THE WARM LIVING ROOM OF TÉTÉMICHEL KPOMASSIE’S OTHERWISE NEAT PARISIAN HOME has a coffee table in the middle of it piled high with keepsakes – a mountain of black-and-white pictures, letters and handwritten diaries. It’s an archive of one remarkable man’s intrepidly adventurous and unconventional life to date. Balanced on top of the overloaded files and folders sits a tattered book, its pages faded. On its cover is a portrait of an Inuit in a sealskin jacket, standing next to an icy shore. The title reads Les Esquimaux du Groenland à l’Alaska (The Eskimos from Greenland to Alaska). It’s a 1947 work of nonfiction written by French anthropologist Robert Gessain.
Decades may have passed since the day Kpomassie first set his teenage eyes upon this image in his native Togo, but the 80-year-old remembers the precise moment as if it had happened just minutes before. How could he not? What he found inside has, since that day, consumed him entirely, shaping every chapter of his own story. He ran away from home at 16 to embark on an epic cross-continental mission that delivered him to Greenland, the world’s northernmost country. He was the first African man to set foot there. The adventure resulted in a travelogue, return visits and countless speaking invitations, and, more recently, a rather acrimonious divorce. Now, his very own sealskin jacket hangs by the door to his home in pride of place.

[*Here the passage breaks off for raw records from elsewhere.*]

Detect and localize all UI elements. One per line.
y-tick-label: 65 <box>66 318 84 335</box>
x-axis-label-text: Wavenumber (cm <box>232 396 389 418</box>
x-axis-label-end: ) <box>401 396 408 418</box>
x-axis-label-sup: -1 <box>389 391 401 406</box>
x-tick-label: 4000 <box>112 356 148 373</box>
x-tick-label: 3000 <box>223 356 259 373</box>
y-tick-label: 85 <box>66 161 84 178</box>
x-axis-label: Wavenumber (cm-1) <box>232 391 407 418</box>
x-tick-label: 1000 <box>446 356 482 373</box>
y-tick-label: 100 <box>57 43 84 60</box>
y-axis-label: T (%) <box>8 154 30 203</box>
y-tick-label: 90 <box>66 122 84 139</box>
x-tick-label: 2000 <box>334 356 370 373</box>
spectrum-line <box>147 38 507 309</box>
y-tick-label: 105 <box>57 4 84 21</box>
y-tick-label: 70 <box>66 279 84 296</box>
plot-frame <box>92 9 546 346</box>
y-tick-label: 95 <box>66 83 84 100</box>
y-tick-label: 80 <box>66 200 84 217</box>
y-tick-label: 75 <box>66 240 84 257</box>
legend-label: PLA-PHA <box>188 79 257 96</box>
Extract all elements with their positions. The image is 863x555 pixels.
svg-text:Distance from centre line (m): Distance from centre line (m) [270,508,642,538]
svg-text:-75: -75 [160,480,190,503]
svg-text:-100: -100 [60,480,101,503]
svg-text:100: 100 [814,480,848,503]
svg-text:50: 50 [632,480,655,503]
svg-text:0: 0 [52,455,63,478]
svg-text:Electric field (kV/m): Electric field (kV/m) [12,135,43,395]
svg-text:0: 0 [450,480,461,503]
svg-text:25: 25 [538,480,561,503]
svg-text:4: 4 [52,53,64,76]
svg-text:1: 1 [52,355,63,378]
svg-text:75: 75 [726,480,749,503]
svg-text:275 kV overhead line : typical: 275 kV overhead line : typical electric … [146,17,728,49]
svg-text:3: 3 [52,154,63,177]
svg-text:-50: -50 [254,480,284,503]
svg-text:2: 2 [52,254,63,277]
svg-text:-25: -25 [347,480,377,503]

Quite what an academic study of Inuit peoples was doing on the shelves of a small Christian missionary bookshop in 1950s Lomé remains a mystery. Kpomassie stumbled across it while recovering from a tree-top run-in with a snake. The only explanation he can think of, after years of contemplation, is that finding it was his destiny – an undeniable consequence of some predetermined fate.